Allergy Asthma Respir Dis.  2017 Jan;5(1):56-60. 10.4168/aard.2017.5.1.56.

Septic pulmonary embolism resulting from soft tissue infection in a 5-year-old child

Affiliations
  • 1Department of Pediatrics, Ajou University Hospital, Ajou University School of Medicine, Suwon, Korea. jsjs87@ajou.ac.kr
  • 2Department of Radiology, Ajou University Hospital, Ajou University School of Medicine, Suwon, Korea.
  • 3Department of Orthopaedic Surgery, Ajou University Hospital, Ajou University School of Medicine, Suwon, Korea.

Abstract

Septic pulmonary embolism occurs when septic material becomes detached from its origin and infiltrates into the pulmonary parenchyma causing significant clinical symptoms. It is uncommon in children and mostly related to intravascular catheterization, endocarditis, pelvic thrombophlebitis, and soft tissue infection. We report a case of a 5-year-old boy who experienced septic pulmonary embolism originating from a left shoulder abscess after traumatic injury. Magnetic resonance imaging of the shoulder revealed a multifocal subcutaneous and intramuscular abscess with septic arthritis. The initial chest radiograph showed suspicious pneumonic infiltration with nodular opacities. A percutaneous catheter was inserted to drain the shoulder abscess, and cefazedone, a first-generation cephalosporin, was administered intravenously. Two days later, a chest radiograph taken for the follow-up of the initial pneumonic infiltration with nodular opacities demonstrated aggravation of multifocal nodular lesions in bilateral lung fields, with one of the nodular cavities containing an air-fluid level. Despite the absence of significant respiratory symptoms, chest computed tomography showed multifocal necrotic nodules and cavity lesions with feeding vessel signs dominantly in the left lower lung field, which is characteristic of septic pulmonary embolism. Methicillin-susceptible Staphylococcus aureus was isolated from the shoulder abscess, whereas repeated blood and sputum cultures did not reveal any bacterial growth. With resolution of clinical symptoms as well as the finding of chest computed tomography, the patient was discharged 18 days after admission in a stable condition. Regression of the multifocal pulmonary nodular lesions was noticed on the subsequent chest imaging studies performed 45 days after the treatment.

Keyword

Pulmonary embolism; Soft tissue infection; Septic arthritis; Staphylococcus aureus; Child

MeSH Terms

Abscess
Arthritis, Infectious
Catheterization
Catheters
Child*
Child, Preschool*
Endocarditis
Follow-Up Studies
Humans
Lung
Magnetic Resonance Imaging
Male
Pulmonary Embolism*
Radiography, Thoracic
Shoulder
Soft Tissue Infections*
Sputum
Staphylococcus aureus
Thorax
Thrombophlebitis

Figure

  • Fig. 1 Magnetic resonance imaging of the left shoulder. Coronal (A) and axial (B) images are showing the large and multifocal intramuscular wall enhancing fluid collection suggestive of abscesses (white arrows). Septic arthritis was also noted in the left shoulder joint (not shown).
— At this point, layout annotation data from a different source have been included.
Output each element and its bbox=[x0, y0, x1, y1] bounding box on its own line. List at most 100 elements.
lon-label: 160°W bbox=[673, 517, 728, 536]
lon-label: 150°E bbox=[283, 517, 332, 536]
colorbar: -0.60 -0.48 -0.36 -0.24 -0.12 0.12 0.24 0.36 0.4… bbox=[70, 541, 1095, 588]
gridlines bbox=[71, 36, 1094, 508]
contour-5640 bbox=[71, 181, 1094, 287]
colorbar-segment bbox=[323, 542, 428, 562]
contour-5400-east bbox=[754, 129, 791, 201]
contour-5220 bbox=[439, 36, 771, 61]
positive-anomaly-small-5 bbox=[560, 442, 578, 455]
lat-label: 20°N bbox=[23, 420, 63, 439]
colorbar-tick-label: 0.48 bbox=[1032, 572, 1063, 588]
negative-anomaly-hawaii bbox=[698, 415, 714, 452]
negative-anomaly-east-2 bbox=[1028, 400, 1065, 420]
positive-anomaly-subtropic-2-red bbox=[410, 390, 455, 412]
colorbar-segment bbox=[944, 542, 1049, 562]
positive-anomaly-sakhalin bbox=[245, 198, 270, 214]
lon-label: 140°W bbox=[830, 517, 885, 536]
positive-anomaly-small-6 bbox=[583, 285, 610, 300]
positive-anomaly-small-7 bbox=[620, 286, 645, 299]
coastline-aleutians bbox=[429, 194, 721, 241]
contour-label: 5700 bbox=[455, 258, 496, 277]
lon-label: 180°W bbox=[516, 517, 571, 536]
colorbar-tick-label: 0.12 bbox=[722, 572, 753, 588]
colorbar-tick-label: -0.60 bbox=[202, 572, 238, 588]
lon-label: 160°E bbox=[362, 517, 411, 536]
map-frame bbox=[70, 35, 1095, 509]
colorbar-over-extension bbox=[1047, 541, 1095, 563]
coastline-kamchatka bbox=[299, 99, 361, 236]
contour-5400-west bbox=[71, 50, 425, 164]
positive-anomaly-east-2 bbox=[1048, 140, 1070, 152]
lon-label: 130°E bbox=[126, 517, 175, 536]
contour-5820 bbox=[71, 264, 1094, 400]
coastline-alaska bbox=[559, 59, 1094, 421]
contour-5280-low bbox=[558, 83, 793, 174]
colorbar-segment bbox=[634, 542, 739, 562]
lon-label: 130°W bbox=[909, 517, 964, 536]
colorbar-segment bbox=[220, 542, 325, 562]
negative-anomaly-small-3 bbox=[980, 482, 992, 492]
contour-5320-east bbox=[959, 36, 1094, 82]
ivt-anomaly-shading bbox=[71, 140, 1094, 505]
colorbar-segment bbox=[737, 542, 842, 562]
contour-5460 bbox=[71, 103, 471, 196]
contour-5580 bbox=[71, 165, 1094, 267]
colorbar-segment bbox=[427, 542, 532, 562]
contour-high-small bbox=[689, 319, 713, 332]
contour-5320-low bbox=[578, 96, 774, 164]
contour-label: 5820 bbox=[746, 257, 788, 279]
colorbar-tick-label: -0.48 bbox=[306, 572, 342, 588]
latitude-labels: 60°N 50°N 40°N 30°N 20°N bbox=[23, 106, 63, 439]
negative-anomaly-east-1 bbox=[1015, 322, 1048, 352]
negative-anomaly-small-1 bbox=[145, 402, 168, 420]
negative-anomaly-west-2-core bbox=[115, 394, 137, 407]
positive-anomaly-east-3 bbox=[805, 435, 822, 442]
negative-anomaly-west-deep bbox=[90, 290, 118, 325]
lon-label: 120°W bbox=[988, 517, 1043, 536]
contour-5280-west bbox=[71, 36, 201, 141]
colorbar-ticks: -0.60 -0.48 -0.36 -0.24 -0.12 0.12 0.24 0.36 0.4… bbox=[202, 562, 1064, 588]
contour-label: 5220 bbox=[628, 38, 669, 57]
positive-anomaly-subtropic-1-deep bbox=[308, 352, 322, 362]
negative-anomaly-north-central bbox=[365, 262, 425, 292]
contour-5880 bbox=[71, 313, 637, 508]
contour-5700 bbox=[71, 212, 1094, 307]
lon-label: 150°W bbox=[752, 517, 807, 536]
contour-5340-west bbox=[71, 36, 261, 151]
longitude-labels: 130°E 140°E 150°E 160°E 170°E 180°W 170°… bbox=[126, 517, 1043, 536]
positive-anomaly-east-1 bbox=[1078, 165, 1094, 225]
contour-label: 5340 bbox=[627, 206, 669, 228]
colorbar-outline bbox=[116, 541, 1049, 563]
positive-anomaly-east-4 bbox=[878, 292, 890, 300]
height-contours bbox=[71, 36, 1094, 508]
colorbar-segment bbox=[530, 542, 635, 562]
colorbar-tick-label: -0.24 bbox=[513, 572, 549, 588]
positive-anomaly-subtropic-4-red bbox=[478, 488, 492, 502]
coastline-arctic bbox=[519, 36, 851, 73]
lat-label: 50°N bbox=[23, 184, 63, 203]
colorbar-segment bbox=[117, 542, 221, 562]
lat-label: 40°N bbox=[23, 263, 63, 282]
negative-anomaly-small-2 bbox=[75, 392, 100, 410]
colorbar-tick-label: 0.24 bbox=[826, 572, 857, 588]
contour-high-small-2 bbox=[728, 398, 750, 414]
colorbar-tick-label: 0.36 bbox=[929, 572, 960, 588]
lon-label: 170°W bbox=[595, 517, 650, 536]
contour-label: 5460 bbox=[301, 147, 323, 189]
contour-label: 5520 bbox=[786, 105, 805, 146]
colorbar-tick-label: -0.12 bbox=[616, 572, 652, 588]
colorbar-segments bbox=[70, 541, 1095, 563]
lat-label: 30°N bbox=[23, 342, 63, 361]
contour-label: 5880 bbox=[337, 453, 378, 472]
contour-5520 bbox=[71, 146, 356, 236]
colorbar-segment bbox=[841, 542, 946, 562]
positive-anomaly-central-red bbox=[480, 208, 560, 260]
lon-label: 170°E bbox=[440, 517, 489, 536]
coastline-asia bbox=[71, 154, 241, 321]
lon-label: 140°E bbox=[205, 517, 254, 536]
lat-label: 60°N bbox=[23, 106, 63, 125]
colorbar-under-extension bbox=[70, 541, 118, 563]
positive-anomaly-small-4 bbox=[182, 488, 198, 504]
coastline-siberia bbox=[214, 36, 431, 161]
  • Fig. 2 Initial chest radiograph (A) showing suspicious pneumonic infiltration with nodular opacities on both lung fields (distinct semicircular shadow are unrelated detail) and 3 days later follow-up chest radiograph (B) demonstrating aggravation of multifocal nodular lesions in both lung fields, with one of the nodular cavities containing an air-fluid level (white arrow)

  • Fig. 3 Initial chest computed tomography (CT) images (A, B) are showing multifocal necrotic nodules at subpleural areas of the both lungs (black arrows) with feeding vessel sign (C, white arrow). (D–F) Forty-five days later follow-up chest CT images are showing nearly resolved pulmonary nodules.